Chereads / Misteri Gedung Kantor / Chapter 7 - Bab 7

Chapter 7 - Bab 7

Aku membuka pintu ruangan misterius tersebut, dan seketika itu juga tikus yang sebelumnya seperti menghipnotisku untuk mengikutinya kini berlari menjauh. Aku sempat heran dengan perilaku si tikus itu yang langsung melarikan diri. Namun, sekarang ruangan ini jauh lebih menarik daripada tikus tadi.

Tampak tak begitu banyak perbedaan jika dibandingkan dengan ruangan lain, debu dan abu bekas pembakaran yang ada di setiap sisi ruangan, hanya saja ada satu perbedaan yaitu sebuah kursi kayu yang diletakkan tepat di tengah-tengah menghadap ke arah pintu. Aku berjalan perlahan memasuki ruangan itu, dan beberapa kali aku merasakan menginjak sesuatu yang aku harap hanyalah sebuah serpihan dari sisa barang yang terbakar.

Aku terus melangkahkan kakiku masuk lebih dalam, tiba-tiba sebuah udara yang lebih dingin dibandingkan dengan udara di ruang depan tadi berembus ke arah tubuhku, resleting jaket kembali aku kencangkan, berusaha menahan udara dingin. Selain itu, tidak ada yang menarik perhatian kecuali adanya kursi yang berdiri di tengah ruangan ini. Aku berjalan mendekat, dan mencondongkan tubuh ke arah kursi, sekilas tidak ada yang terlihat menarik, kursi ini tampak seperti sebuah kursi biasa.

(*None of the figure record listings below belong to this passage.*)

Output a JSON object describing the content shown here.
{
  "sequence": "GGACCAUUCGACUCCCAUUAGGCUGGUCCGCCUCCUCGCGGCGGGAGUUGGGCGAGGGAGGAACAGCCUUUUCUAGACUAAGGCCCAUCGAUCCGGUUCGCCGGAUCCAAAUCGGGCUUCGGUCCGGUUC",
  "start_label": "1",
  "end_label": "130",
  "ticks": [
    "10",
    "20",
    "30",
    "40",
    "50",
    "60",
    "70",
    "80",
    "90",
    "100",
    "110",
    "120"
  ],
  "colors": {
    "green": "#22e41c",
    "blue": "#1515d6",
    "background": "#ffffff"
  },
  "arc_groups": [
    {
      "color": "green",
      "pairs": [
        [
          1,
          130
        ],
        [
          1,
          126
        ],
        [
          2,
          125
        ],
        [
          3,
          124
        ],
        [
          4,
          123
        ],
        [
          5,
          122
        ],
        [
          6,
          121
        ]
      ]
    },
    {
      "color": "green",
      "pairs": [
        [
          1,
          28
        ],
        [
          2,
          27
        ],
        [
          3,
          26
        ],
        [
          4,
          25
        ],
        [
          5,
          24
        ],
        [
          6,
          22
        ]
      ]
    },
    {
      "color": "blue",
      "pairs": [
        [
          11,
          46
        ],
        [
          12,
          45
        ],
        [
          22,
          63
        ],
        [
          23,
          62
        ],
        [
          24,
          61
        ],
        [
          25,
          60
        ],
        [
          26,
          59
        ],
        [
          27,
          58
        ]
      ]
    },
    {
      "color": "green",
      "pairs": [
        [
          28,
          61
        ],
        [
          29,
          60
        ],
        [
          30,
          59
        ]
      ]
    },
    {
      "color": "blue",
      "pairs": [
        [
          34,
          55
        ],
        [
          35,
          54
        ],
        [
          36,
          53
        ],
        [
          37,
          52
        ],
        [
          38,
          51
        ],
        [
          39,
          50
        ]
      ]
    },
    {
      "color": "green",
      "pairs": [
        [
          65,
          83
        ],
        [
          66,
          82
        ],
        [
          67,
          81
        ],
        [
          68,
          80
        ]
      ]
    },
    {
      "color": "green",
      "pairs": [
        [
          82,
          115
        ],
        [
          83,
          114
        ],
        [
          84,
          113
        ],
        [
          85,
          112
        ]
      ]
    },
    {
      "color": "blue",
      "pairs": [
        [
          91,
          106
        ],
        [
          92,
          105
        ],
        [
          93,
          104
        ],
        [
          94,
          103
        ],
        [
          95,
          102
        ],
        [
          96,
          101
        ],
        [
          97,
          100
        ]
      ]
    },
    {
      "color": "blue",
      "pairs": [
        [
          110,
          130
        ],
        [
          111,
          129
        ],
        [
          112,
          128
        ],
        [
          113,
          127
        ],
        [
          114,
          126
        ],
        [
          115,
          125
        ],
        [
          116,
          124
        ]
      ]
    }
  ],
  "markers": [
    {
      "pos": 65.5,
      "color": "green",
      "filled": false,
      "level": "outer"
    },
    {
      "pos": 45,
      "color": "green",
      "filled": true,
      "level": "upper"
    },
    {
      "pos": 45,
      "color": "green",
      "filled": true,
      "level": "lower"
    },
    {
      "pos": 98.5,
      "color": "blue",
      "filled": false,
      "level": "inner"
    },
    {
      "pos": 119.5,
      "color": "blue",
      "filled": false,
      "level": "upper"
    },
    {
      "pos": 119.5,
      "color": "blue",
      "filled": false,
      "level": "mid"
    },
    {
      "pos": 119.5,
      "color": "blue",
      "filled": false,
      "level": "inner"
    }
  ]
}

Aku memutari kursi itu, dan melihat bagian belakang kursi, ternyata ada sebuah kertas yang tertempel disana, kertas kecil yang berwarna putih. Namun, sudah pudar termakan oleh usia dan debu, beberapa hurufnya bahkan sulit terbaca. Meskipun pun begitu, aku tetap penasaran dan ingin membaca tulisan yang ada di kertas itu, dan setelah berusaha dengan menyipitkan mataku, akhirnya aku bisa membaca tulisan yang ada di kertas, tulisan itu berbunyi:

"KAMU SELANJUTNYA!" Aku bergidik ngeri dan melangkah mundur menjauh dari kursi tersebut. Besar kemungkinan kertas itu bukan bertujuan untukku karena kertas tersebut sudah lebih lama berada di dalam sini dibandingkan dengan waktu sejak awal aku bekerja. Namun, isi pesan tersebut tetap mengerikan, kepada siapa sebenarnya pesan itu ditunjukkan? Aku masih memikirkan pertanyaan tersebut di kepalaku, saat tiba-tiba.

*BRAKK!!

Pintu satu-satunya ruangan ini terbanting dengan keras, memperangkap aku seorang di dalam ruangan ini bersama dengan kursi aneh dan kertas yang berisi pesan terror, disaat itu pula aku mendengar suara tangis yang sudah tidak asing lagi untukku. Suara tangisan yang beberapa hari lalu pernah aku dengar di saat lembur.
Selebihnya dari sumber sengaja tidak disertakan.